There are various strands of conflict theory, with many heavily critiquing the others. Structural Marxist criminology, which is essentially the most 'pure' version of the above, has been frequently accused of idealism, and many critics point to the fact that the Soviet Union and such states had as high crime rates as the capitalist West. Furthermore, some highly capitalist states such as Switzerland have very low crime rates, thus making structural theory seem improbable.

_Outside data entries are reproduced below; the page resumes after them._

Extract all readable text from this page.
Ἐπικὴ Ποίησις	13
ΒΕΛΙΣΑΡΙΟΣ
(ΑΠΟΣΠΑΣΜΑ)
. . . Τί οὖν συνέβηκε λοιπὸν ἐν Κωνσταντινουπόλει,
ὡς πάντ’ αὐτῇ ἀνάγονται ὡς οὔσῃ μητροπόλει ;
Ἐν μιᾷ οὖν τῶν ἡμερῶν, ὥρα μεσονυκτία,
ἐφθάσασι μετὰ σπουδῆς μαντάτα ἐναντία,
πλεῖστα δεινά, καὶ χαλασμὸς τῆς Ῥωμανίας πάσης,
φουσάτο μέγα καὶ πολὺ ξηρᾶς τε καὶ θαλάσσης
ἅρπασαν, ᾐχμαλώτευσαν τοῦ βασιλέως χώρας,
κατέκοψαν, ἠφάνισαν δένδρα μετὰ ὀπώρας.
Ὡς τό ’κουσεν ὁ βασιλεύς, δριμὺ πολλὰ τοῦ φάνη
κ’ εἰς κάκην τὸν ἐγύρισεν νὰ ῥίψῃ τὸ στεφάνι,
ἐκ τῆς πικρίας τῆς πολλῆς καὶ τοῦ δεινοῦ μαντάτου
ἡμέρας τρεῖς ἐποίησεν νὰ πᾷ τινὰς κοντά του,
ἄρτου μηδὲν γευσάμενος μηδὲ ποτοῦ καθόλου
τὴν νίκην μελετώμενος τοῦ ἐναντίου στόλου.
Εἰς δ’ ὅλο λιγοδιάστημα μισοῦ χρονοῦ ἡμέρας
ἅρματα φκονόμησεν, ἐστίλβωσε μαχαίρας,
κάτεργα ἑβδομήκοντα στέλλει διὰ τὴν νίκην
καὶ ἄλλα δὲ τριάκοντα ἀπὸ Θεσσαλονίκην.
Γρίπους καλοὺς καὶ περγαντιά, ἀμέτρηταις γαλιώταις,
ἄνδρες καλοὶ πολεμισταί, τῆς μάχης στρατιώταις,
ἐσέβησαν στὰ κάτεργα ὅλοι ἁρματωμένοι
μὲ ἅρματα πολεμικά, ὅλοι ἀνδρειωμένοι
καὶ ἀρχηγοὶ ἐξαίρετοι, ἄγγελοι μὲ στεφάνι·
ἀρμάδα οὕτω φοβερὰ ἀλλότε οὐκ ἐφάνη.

Instrumental Marxism partly holds to the above, but claims that capitalism in itself cannot be blamed for all crimes. A seminal book on the subject, The New Criminology, by Taylor, Walton, and Young, was considered groundbreaking and ahead of its time at the point of its publication in 1973. However, 11 years later, co-author Jock Young turned against the work, claiming it too was overly idealistic, and began to form yet another line of criminological thought, now commonly known as Left realism.

==Theorists==

===Thorsten Sellin===
Sellin was a sociologist at the University of Pennsylvania and one of the pioneers of scientific criminology. His method involved a comprehensive view of the subject, incorporating historical, sociological, psychological, and legal factors into the analysis. He applied both Marxism and Conflict Theory to an examination of the cultural diversity of modern industrial society. In a homogeneous society, norms or codes of behaviour will emerge and become laws where enforcement is necessary to preserve the unitary culture. But where separate cultures diverge from the mainstream, those minority groups will establish their own norms. Socialization will therefore be to the subgroup and to the mainstream norms. When laws are enacted, they will represent the norms, values and interests of the dominant cultural or ethnic group which may produce border culture conflict. When the two cultures interact and one seeks to extend its influence into the other, each side is likely to react protectively. If the balance of power is relatively equal, an accommodation will usually be reached. But if the distribution of power is unequal, the everyday behavior of the minority group may be defined as deviant. The more diversified and heterogeneous a society becomes, the greater the probability of more frequent conflict as subgroups who live by their own rules break the rules of other groups.

===George Vold===
Vold introduced the theory in 1958, in Theoretical Criminology, approaching an understanding of the social nature of crime as a product of the conflict between groups within the same culture. Humans are naturally social beings, forming groups out of shared interests and needs. The interests and needs of groups interact and produce competition in an increasingly political arena over maintaining and/or expanding one group's position relative to others in the control of necessary resources (money, education, employment, etc.). The challenge for all groups is to control the state for their own sectional interests. Hence, the group which proves most efficient in the control of political processes, obtains the mandate to enact laws that limit the behaviour of other groups and, in some cases, prevent the fulfillment of minority group needs. Although the theory has some interest, it is limited in its application to the criminal law because it is not so much the law that represents sectional interests, but the way in which it is enforced. For example, the definition of theft might remain constant but the allocation of resources to investigate and prosecute theft may be unequally distributed between blue-collar and white-collar versions of the behaviour.

===Austin Turk===
Turk draws on the work of Ralf Dahrendorf, who expanded on Marxism's emphasis on the social relations of production as a key to understanding power and focused on the struggle in a modern industrial society for institutional authority. This is power exercised by the social institutions that dominate everyday life; the authority vested in groups which control key positions in religious, educational, governmental, and even family relations. This authority can be linked to economic position, but it is not necessarily dependent upon it. Turk argues that some conflict is beneficial to society because it encourages society to consider whether the current consensus is justified, i.e. there is a balance between stasis and evolution. In this debate, there is a distinction between cultural norms which set out what behaviour is expected, and social norms which represent the reality of what happens. Those who have the power transform their cultural norms into law. The mechanisms for enforcement determine the social norms and so affect the beliefs and actions of the majority of citizens. If those who are subject to the laws agree with the law's cultural values, there will be co-operative enforcement by the community and the policing agencies. Conflict emerges when the subjects do not support the cultural norms in particular laws and the policing agencies attempt their rigorous enforcement, e.g. the policing of soft drugs. There may also be conflict within the enforcement system. Whereas the police may set of policy of tolerance, judges may wish to enforce the law with more severe penalties. If fewer offenders are brought before the courts, the judges may increase the severity of the sentences in an attempt to offer a general deterrent.